Our new gas must be at the same temperature as the old. We could choose 300 K as the temperature of the gas in our hypothetical reservoir. But we choose 0 K instead, because this eliminates a constant in our equations. The constant is of no use to us because we find that we are interested only in changes in enthalpy, never the absolute value of enthalpy.
Suppose our gas is ideal, with specific heat capacity at constant volume Cv. The heat required to warm up our replacement gas is mTCv. If we use Vρ for m the heat is TVρCv. The total energy required to replace the old gas in our cell with new gas from our hypothetical reservoir is the sum of the heat, gravitational energy, and pressure energy.
Enthalpy = H = pV + Vgzρ + TVρCv
The specific enthalpy is the enthalpy per kilogram. We divide H by the mass Vρ to obtain the following, in which we use V to denote the volume per kilogram, which is the same as 1/ρ.
Specific Enthalpy = h = pV + gz + CvT
For an ideal gas we have pV = RT, where R is the specific gas constant.
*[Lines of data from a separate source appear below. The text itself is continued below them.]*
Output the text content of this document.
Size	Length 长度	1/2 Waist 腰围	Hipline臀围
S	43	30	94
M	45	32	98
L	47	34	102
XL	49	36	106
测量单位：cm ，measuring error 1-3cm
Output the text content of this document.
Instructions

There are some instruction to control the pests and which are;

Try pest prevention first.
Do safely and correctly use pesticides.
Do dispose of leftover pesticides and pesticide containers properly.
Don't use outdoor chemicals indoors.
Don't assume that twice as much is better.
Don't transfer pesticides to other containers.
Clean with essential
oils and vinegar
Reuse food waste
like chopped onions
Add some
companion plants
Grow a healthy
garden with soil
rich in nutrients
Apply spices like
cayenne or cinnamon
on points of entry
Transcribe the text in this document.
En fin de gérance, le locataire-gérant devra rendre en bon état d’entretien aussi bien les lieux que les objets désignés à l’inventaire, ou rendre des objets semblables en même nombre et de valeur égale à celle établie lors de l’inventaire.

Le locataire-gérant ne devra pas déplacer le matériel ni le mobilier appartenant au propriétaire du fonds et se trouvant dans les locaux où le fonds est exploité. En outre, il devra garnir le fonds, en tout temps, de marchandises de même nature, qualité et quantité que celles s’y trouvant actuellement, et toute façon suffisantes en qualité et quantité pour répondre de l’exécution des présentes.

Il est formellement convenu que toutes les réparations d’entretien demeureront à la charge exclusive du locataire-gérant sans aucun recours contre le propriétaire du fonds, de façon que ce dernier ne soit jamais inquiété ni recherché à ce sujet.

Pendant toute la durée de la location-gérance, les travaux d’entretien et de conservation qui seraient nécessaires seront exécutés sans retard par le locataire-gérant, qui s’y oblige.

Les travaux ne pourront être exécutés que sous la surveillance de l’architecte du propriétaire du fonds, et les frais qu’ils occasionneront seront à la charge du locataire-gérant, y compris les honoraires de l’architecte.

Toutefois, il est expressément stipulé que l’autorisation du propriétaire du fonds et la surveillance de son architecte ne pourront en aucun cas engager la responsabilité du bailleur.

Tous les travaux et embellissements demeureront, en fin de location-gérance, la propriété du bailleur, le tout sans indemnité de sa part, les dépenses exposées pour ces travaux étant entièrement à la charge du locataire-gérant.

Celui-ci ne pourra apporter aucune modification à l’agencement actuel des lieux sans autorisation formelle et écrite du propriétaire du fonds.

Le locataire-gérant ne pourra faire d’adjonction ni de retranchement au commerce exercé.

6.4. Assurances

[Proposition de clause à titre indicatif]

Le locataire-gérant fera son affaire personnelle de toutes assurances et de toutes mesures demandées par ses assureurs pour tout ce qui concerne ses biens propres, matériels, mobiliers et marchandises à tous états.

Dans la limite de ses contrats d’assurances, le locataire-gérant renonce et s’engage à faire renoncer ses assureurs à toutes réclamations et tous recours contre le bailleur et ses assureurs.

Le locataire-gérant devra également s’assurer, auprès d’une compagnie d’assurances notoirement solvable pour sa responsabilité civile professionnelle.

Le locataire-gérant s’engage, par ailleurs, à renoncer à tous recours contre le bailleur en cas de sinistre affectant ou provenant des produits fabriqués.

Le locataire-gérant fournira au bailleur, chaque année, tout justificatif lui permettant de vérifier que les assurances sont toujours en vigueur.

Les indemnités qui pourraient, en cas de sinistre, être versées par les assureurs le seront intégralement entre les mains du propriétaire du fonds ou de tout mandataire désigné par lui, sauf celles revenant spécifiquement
We are already familiar with the heat capacity at constant pressure, Cp = R + Cv, so we arrive at the following expression for the specific enthalpy of an ideal gas.
h = (R + Cv)T + gz = CpT + gz
When we establish convection in an atmosphere, the variation in temperature with altitude must be such that no work is required to move volumes of gas up and down. We established this principle in a previous post and showed with a dozen lines of calculations that the variation of temperature with altitude must be linear with slope −g/Cp. Now let us make the same point using the concept of specific enthalpy.
The enthalpy of a kilogram of gas is the energy required to replace it from our hypothetical infinite reservoir. The energy required to move a kilogram of gas from one place to another in our atmosphere is the difference in its enthalpy at the two locations. Our assumption that no work is required to move gas up and down means that the specific enthalpy of the gas in the atmosphere must be constant with altitude.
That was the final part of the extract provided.